In the midst of the storm, a dash to keep the power on in Hooper Bay

Hooper Bay Western Alaska storm flood

This story originally appeared at KYUK and is republished here with permission.

HOOPER BAY - Signs of the flood are everywhere. A steel culvert rests on top of a building that was pushed off its frame. Fishing boats sit stranded on the tundra. Seaweed and debris hang shoulder high off fences in the middle of town.

Parts of Hooper Bay were without power for about 36 hours over the weekend as a storm surge flooded the coastal community of about 1,300 people. But the situation could have been far worse – and threatened the town’s winter subsistence stock – if not for the work of two local power plant operators.

On Sept. 20 at the airstrip, cousins Leemon Andrew and Leemon Bunyan were working to restore power to the runway lights.

Andrew, the older of the two, said things are still in a much better shape than they were just a few days ago.

“Everybody’s happy that they have power,” Andrew said.

Andrew, born and raised in Hooper Bay, said he had never seen anything like the flooding that rocked the village over the weekend. As an Alaska Village Electrical Cooperative power plant operator, he certainly hadn’t experienced anything like it. He only just started in April. His cousin has been working as a plant operator for only three weeks. Both cousins are in their early 30s.

“Everything’s new to me,” Andrew said. “But we nearly had a power outage throughout the whole town.”

[Dunleavy requests federal disaster aid for Western Alaska as reports of storm damage accumulate]

The past few days have been about as intense an initiation into the job as anyone could imagine.

When the water started to rise up to the bulk fuel tanks and the power plant on Friday night, Andrew and Bunyan were there with an AVEC contractor.

Soon, some of the empty bulk fuel tanks started to lift and tilt. One toppled, causing the gaskets of the fuel lines to rupture. Those lines bring fuel from the bulk tanks to a smaller tank that powers the generator, which in turn powers the whole town. Now that power was close to shutting off completely.

[Essential pieces of life in Nome were lost in the storm]

They needed to figure out a solution.

“We had a bucket brigade going to fill up the day tank so the generator wouldn’t run out of fuel,” Andrew said. “After the flood in the morning, the day tank was getting low.”

Without a functioning fuel line, Andrew, Bunyan and the AVEC contractor became a human fuel line. As the water rose up toward their waists and debris floating around them, they started carrying bucket after bucket of fuel to the day tank.

If the generator shut down, the whole town would lose power. Everyone’s freezers are filled with moose meat and fish for the winter. Without power, Andrew said, the freezers risked thawing and spoiling all the food inside. It was more than electricity - it was a matter of food security.

[Here are some ways to help communities ravaged by storms in Western Alaska]

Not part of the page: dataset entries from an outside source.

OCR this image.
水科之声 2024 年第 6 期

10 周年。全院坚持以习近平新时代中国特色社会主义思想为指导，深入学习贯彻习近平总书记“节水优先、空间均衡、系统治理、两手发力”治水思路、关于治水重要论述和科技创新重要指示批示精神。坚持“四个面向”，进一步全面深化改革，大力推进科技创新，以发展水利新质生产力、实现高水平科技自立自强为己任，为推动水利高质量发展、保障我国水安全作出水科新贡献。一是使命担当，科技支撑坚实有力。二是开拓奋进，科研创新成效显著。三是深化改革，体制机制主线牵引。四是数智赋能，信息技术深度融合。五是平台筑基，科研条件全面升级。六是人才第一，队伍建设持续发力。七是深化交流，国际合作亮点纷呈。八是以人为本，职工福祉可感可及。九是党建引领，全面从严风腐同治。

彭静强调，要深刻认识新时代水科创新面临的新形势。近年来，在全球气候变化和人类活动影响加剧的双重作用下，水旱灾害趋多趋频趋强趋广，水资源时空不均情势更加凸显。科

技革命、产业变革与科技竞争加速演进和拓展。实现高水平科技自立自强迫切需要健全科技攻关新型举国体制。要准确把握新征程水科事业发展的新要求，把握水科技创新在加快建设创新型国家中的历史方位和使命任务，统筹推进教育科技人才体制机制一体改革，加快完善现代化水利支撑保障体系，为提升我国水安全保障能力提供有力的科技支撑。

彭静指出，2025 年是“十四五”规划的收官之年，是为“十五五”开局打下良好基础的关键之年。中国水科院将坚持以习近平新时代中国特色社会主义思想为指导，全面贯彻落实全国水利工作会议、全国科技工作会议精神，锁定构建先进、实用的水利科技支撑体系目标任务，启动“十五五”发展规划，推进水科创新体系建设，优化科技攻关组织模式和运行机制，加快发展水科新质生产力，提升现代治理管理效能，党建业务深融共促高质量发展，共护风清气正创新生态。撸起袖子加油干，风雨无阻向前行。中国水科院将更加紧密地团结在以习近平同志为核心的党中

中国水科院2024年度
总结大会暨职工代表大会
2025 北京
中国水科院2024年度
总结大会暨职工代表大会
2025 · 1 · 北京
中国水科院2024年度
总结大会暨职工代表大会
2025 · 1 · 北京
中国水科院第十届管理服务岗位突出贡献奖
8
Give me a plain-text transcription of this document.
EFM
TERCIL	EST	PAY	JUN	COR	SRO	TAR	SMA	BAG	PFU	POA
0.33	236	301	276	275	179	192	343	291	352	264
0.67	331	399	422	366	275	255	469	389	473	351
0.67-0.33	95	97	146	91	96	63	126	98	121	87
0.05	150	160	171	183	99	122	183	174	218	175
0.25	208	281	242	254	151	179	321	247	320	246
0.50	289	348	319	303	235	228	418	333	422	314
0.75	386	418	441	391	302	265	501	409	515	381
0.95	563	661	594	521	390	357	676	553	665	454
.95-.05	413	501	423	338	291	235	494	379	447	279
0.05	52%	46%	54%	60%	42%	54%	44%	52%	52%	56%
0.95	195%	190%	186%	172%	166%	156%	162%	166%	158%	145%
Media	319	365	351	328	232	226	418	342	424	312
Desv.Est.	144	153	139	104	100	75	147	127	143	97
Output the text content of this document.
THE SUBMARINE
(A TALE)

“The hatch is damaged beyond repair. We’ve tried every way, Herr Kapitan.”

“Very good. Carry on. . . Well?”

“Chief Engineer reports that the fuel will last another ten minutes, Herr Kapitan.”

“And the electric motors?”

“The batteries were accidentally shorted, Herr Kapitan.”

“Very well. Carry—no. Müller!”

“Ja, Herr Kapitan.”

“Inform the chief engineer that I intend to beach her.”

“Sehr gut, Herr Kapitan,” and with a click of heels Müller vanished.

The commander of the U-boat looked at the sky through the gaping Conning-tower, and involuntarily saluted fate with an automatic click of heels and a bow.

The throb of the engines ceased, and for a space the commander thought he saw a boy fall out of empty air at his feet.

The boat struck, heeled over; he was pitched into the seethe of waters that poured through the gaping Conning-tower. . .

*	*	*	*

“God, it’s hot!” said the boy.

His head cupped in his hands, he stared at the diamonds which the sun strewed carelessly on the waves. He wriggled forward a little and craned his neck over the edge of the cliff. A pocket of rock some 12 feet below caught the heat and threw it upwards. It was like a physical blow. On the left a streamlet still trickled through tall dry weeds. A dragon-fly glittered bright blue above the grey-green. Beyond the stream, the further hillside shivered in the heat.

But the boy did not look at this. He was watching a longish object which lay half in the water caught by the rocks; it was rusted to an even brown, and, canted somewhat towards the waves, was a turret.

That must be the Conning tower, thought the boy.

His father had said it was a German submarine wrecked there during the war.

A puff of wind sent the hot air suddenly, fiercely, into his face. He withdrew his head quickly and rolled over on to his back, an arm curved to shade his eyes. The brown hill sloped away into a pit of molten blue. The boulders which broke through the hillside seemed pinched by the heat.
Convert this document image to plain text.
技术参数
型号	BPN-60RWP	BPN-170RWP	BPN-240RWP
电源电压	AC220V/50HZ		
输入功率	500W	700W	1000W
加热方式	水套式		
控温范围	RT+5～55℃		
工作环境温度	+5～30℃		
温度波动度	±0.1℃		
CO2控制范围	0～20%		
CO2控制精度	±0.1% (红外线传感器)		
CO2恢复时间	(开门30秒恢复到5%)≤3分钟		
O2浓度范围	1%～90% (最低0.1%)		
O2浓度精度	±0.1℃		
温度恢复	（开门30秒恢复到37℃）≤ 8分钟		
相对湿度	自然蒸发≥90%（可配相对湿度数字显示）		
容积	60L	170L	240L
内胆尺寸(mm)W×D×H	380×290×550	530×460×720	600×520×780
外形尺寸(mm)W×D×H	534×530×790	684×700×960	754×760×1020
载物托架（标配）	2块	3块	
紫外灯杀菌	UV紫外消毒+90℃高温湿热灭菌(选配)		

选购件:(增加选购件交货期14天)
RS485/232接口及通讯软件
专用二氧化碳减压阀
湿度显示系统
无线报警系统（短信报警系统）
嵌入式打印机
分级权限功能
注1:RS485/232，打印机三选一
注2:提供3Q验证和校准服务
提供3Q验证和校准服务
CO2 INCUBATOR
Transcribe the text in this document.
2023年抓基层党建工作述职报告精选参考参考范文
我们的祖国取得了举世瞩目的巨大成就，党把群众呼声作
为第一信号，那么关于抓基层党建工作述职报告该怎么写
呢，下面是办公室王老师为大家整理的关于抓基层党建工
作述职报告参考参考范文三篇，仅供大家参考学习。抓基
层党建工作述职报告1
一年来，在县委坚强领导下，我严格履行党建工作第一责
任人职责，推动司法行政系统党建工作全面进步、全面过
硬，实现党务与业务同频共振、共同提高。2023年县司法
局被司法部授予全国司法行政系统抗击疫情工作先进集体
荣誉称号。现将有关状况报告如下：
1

As the team worked, Robert Lohman, the AVEC contractor, kept an eye on the rising waters pummeling the bulk fuel tanks. With the water around his waist, he started unlocking the gates farther up the hill, creating an escape route for the crew in case they needed to abandon the plant.

I asked Lohman if he was worried for his life.

“No,” Lohman said. “I’m old.”

Ultimately, the waters were low enough that they did not have to flee. Eventually, the group came up with a workaround for the bucket brigade. They ran a garden hose from the valve at the bottom of the tank to a pump, then ran another garden hose from that pump to the tank feeding the town’s generator. That, currently, is still the solution that is powering the village.

AVEC leadership was visiting the power plant Wednesday to look for a more permanent solution.